Financièrement, Mehdi et les autres taxis indépendants ne seront pas impactés par la mesure. Le prix de la course restera le même. Mais, il craint pour l'essence de son métier : la relation entre lui et son client. "Moi je trouve du sens à amener quelqu'un dans de bonnes conditions et de le voir content quand je le dépose".

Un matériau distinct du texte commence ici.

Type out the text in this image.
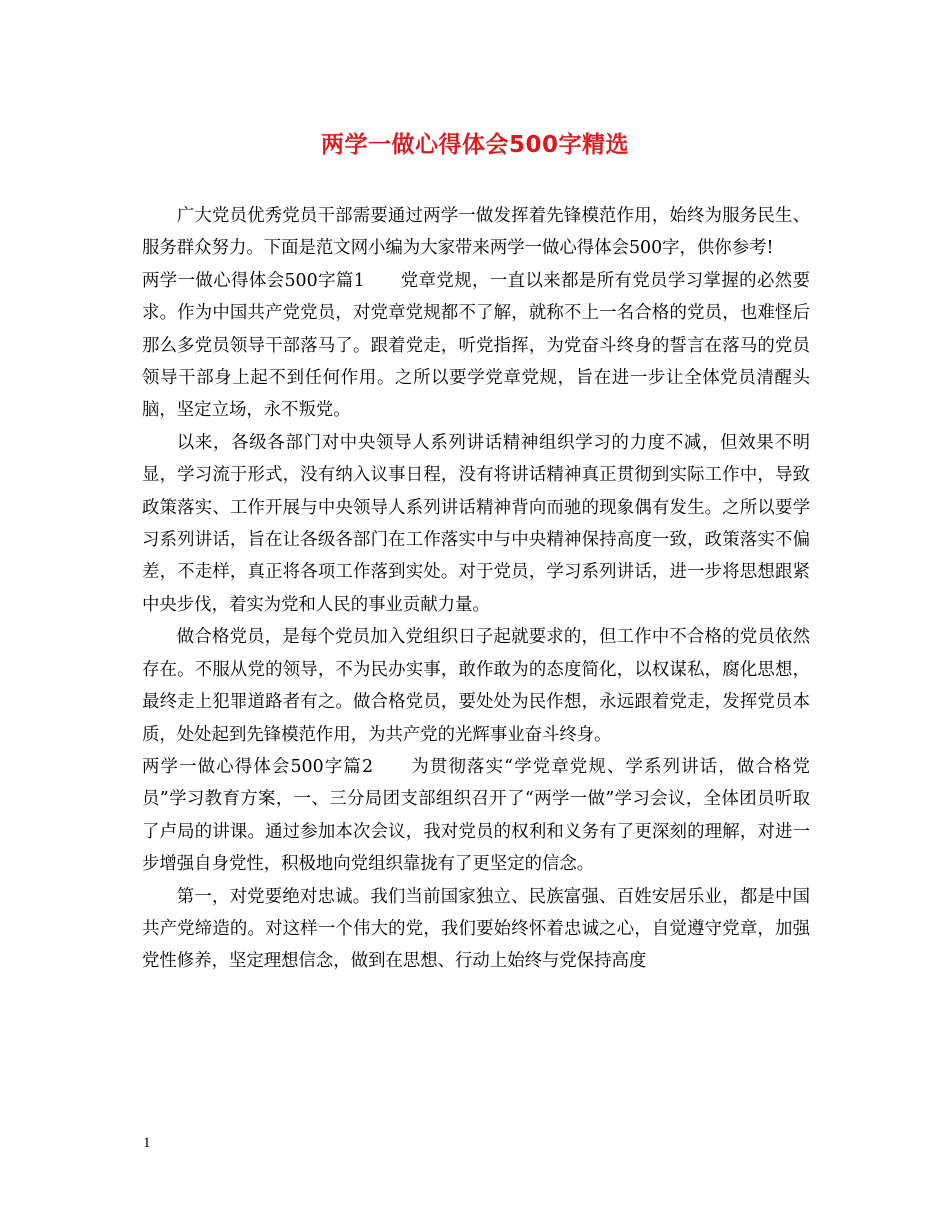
两学一做心得体会500字精选

广大党员优秀党员干部需要通过两学一做发挥着先锋模范作用，始终为服务民生、服务群众努力。下面是范文网小编为大家带来两学一做心得体会500字，供你参考!

两学一做心得体会500字篇1　　党章党规，一直以来都是所有党员学习掌握的必然要求。作为中国共产党党员，对党章党规都不了解，就称不上一名合格的党员，也难怪后那么多党员领导干部落马了。跟着党走，听党指挥，为党奋斗终身的誓言在落马的党员领导干部身上起不到任何作用。之所以要学党章党规，旨在进一步让全体党员清醒头脑，坚定立场，永不叛党。

以来，各级各部门对中央领导人系列讲话精神组织学习的力度不减，但效果不明显，学习流于形式，没有纳入议事日程，没有将讲话精神真正贯彻到实际工作中，导致政策落实、工作开展与中央领导人系列讲话精神背向而驰的现象偶有发生。之所以要学习系列讲话，旨在让各级各部门在工作落实中与中央精神保持高度一致，政策落实不偏差，不走样，真正将各项工作落到实处。对于党员，学习系列讲话，进一步将思想跟紧中央步伐，着实为党和人民的事业贡献力量。

做合格党员，是每个党员加入党组织日子起就要求的，但工作中不合格的党员依然存在。不服从党的领导，不为民办实事，敢作敢为的态度简化，以权谋私，腐化思想，最终走上犯罪道路者有之。做合格党员，要处处为民作想，永远跟着党走，发挥党员本质，处处起到先锋模范作用，为共产党的光辉事业奋斗终身。

两学一做心得体会500字篇2　　为贯彻落实“学党章党规、学系列讲话，做合格党员”学习教育方案，一、三分局团支部组织召开了“两学一做”学习会议，全体团员听取了卢局的讲课。通过参加本次会议，我对党员的权利和义务有了更深刻的理解，对进一步增强自身党性，积极地向党组织靠拢有了更坚定的信念。

第一，对党要绝对忠诚。我们当前国家独立、民族富强、百姓安居乐业，都是中国共产党缔造的。对这样一个伟大的党，我们要始终怀着忠诚之心，自觉遵守党章，加强党性修养，坚定理想信念，做到在思想、行动上始终与党保持高度

1
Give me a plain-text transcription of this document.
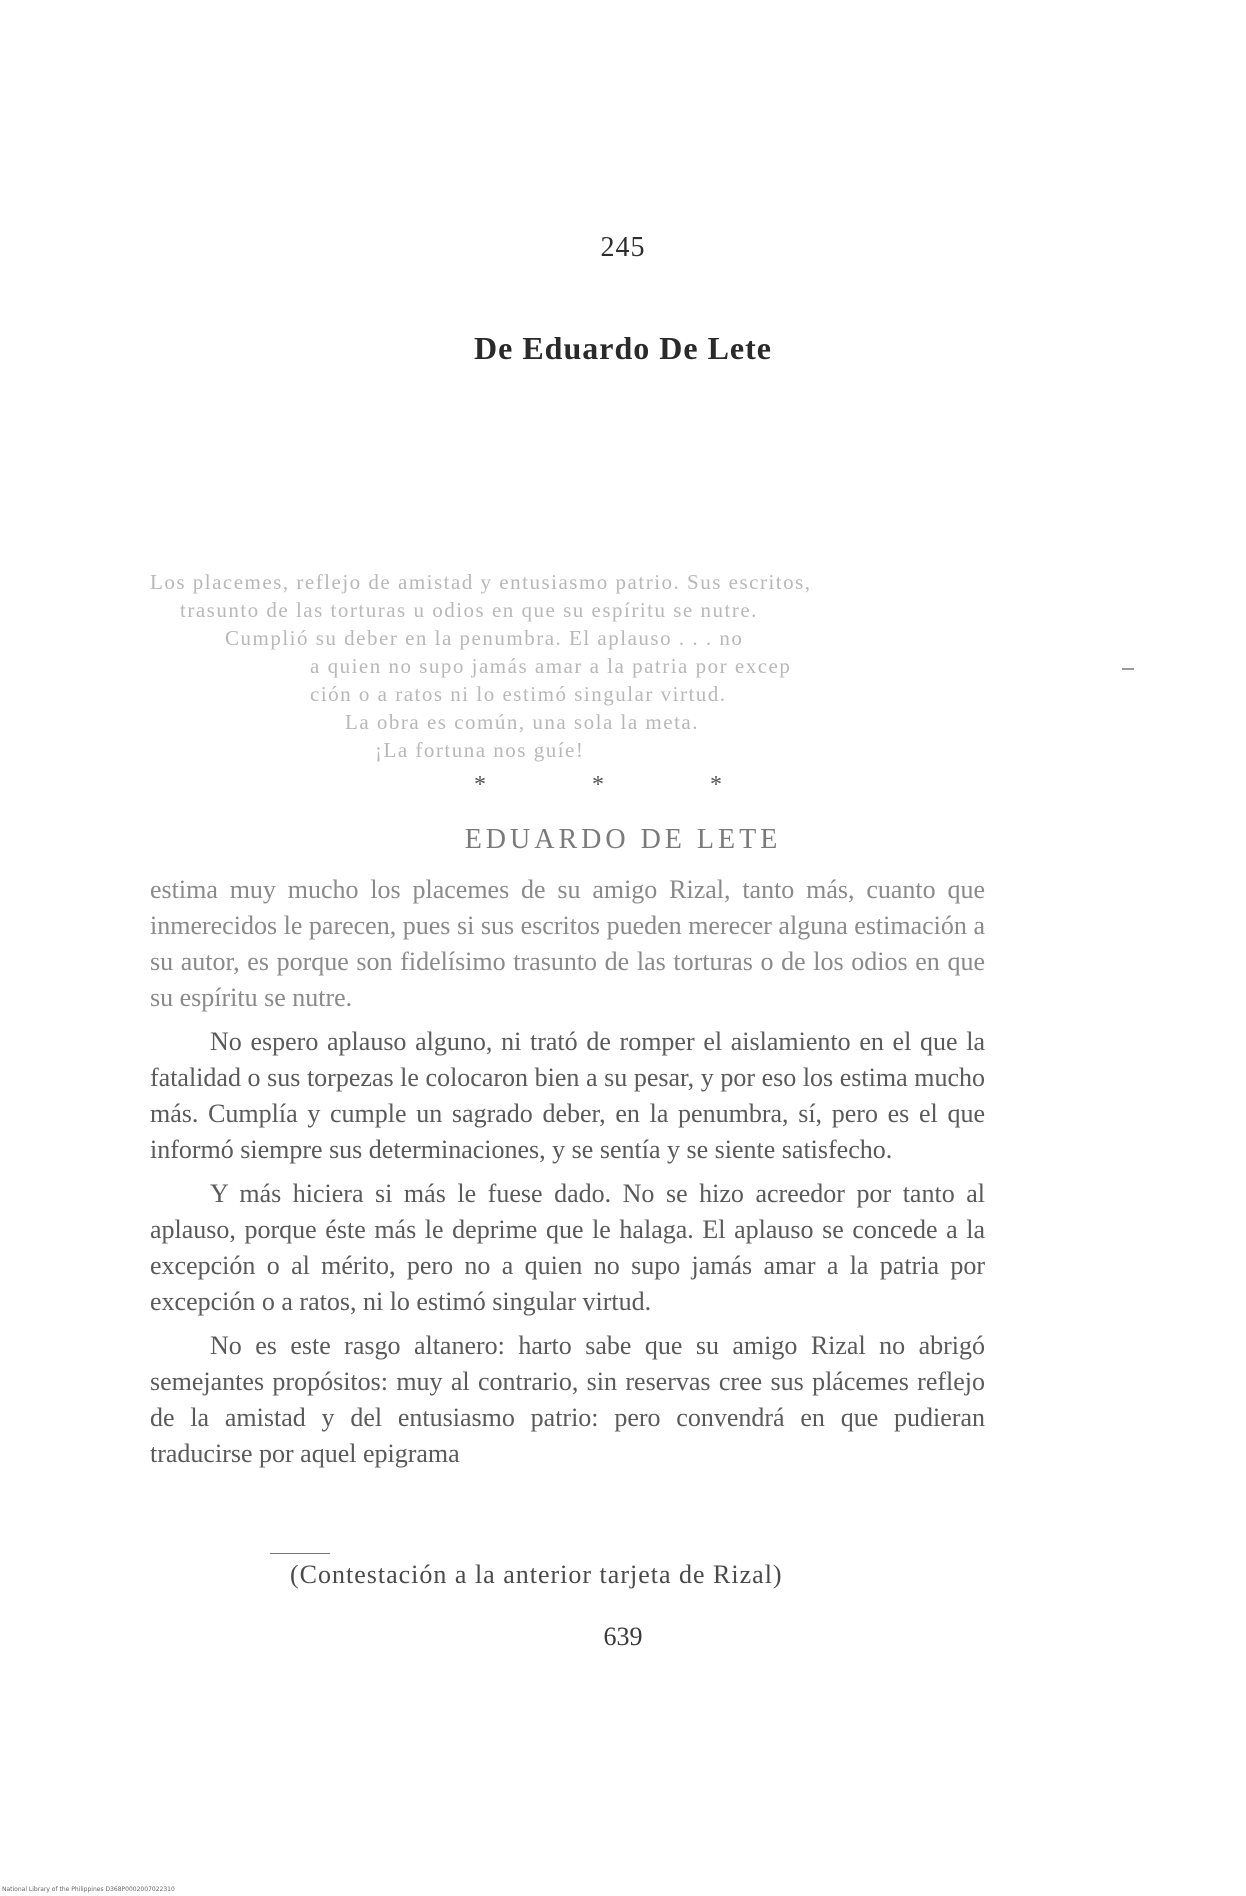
245
De Eduardo De Lete
Los placemes, reflejo de amistad y entusiasmo patrio. Sus escritos,
trasunto de las torturas u odios en que su espíritu se nutre.
Cumplió su deber en la penumbra. El aplauso . . . no
a quien no supo jamás amar a la patria por excep
ción o a ratos ni lo estimó singular virtud.
La obra es común, una sola la meta.
¡La fortuna nos guíe!
* * *
EDUARDO DE LETE

estima muy mucho los placemes de su amigo Rizal, tanto más, cuanto que inmerecidos le parecen, pues si sus escritos pueden merecer alguna estimación a su autor, es porque son fidelísimo trasunto de las torturas o de los odios en que su espíritu se nutre.

No espero aplauso alguno, ni trató de romper el aislamiento en el que la fatalidad o sus torpezas le colocaron bien a su pesar, y por eso los estima mucho más. Cumplía y cumple un sagrado deber, en la penumbra, sí, pero es el que informó siempre sus determinaciones, y se sentía y se siente satisfecho.

Y más hiciera si más le fuese dado. No se hizo acreedor por tanto al aplauso, porque éste más le deprime que le halaga. El aplauso se concede a la excepción o al mérito, pero no a quien no supo jamás amar a la patria por excepción o a ratos, ni lo estimó singular virtud.

No es este rasgo altanero: harto sabe que su amigo Rizal no abrigó semejantes propósitos: muy al contrario, sin reservas cree sus plácemes reflejo de la amistad y del entusiasmo patrio: pero convendrá en que pudieran traducirse por aquel epigrama

(Contestación a la anterior tarjeta de Rizal)
639
National Library of the Philippines D368P0002007022310
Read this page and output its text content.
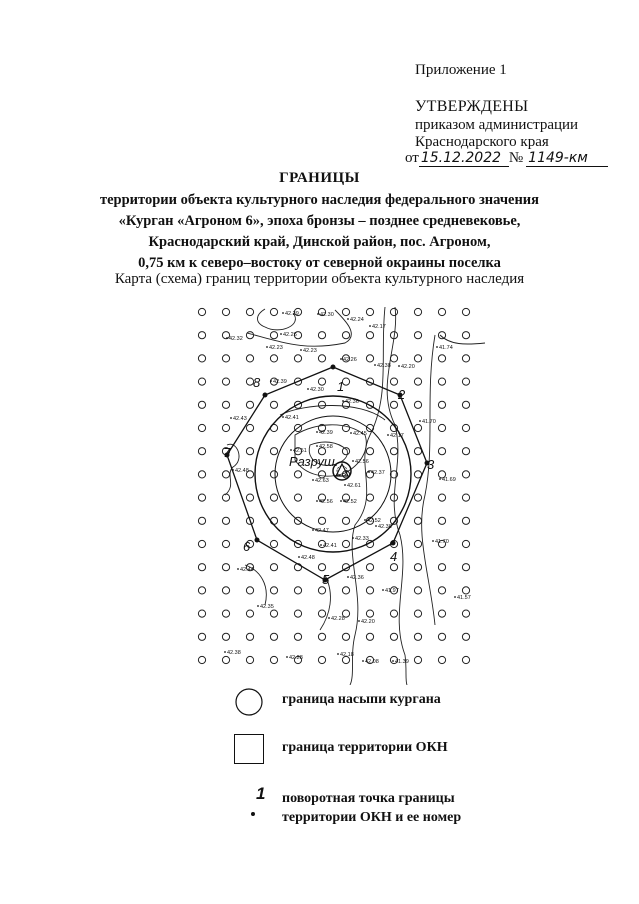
Приложение 1
УТВЕРЖДЕНЫ
приказом администрации
Краснодарского края
от 15.12.2022 № 1149-км
ГРАНИЦЫ
территории объекта культурного наследия федерального значения
«Курган «Агроном 6», эпоха бронзы – позднее средневековье,
Краснодарский край, Динской район, пос. Агроном,
0,75 км к северо–востоку от северной окраины поселка
Карта (схема) границ территории объекта культурного наследия
1
2
3
4
5
6
7
8
Разруш.
42.29	42.30
42.24
42.17
42.26
42.32
42.23	42.23
42.26
42.39
42.30
42.36
42.38
42.43	42.41
42.39	42.45
42.51
42.58
42.56
42.48
42.63
42.61
42.52
42.56
42.47
42.41
42.33
42.38
42.48
42.44
42.36
42.35
42.28	42.20
42.38
42.28	42.18
42.08	41.39
41.97
41.57
41.70
41.69
41.74
41.70
42.17
42.20
42.52
42.37
граница насыпи кургана
граница территории ОКН
1 поворотная точка границы
территории ОКН и ее номер
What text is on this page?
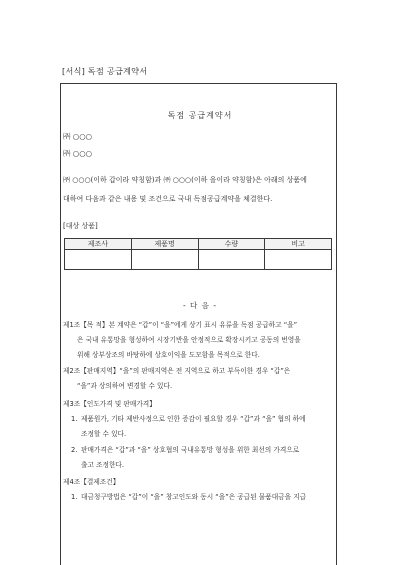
[서식] 독점 공급계약서
독점 공급계약서
㈜ ○○○
㈜ ○○○
㈜ ○○○(이하 갑이라 약칭함)과 ㈜ ○○○(이하 을이라 약칭함)은 아래의 상품에
대하여 다음과 같은 내용 및 조건으로 국내 독점공급계약을 체결한다.
[대상 상품]
제조사	제품명	수량	비고

- 다 음 -
제1조【목 적】본 계약은 “갑”이 “을”에게 상기 표시 유류을 독점 공급하고 “을”
은 국내 유통망을 형성하여 시장기반을 안정적으로 확장시키고 공동의 번영을
위해 상부상조의 바탕하에 상호이익을 도모함을 목적으로 한다.
제2조【판매지역】“을”의 판매지역은 전 지역으로 하고 부득이한 경우 “갑”은
“을”과 상의하여 변경할 수 있다.
제3조【인도가격 및 판매가격】
1. 제품원가, 기타 제반사정으로 인한 증감이 필요할 경우 “갑”과 “을” 협의 하에
조정할 수 있다.
2. 판매가격은 “갑”과 “을” 상호협의 국내유통망 형성을 위한 최선의 가격으로
출고 조정한다.
제4조【결제조건】
1. 대금청구방법은 “갑”이 “을” 창고인도와 동시 “을”은 공급된 물품대금을 지급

100 millions d'euros d'économies par an
Avec ces plateformes et la rationalisation du transport sanitaire, le ministère veut réaliser 100 millions d’euros d’économie par an. Car pour les auteurs du texte de loi, ce transport pèse trop lourd dans les caisses de l’Assurance maladie : 5,5 milliards d’euros en 2022, avec 65 millions de trajets réalisés par les taxis et VSL.
"Il y a sûrement des économies à faire dans le domaine de la santé ou du transport, mais ça ne peut pas se faire au détriment du lien et de l'humain", défend Mehdi.
Le gouvernement assure que cette mesure ne s’appliquera que lorsque le transport partagé est possible et autorisé par le médecin. Mais quelles malades seront concernés ? Combien de personnes devront-ils transporter ? Comment fonctionneront les plateformes de réservation ? Les taxis en sauront plus le 12 janvier. Ils sont invités au ministère de la Santé pour une mise au point sur toutes les modalités d’application.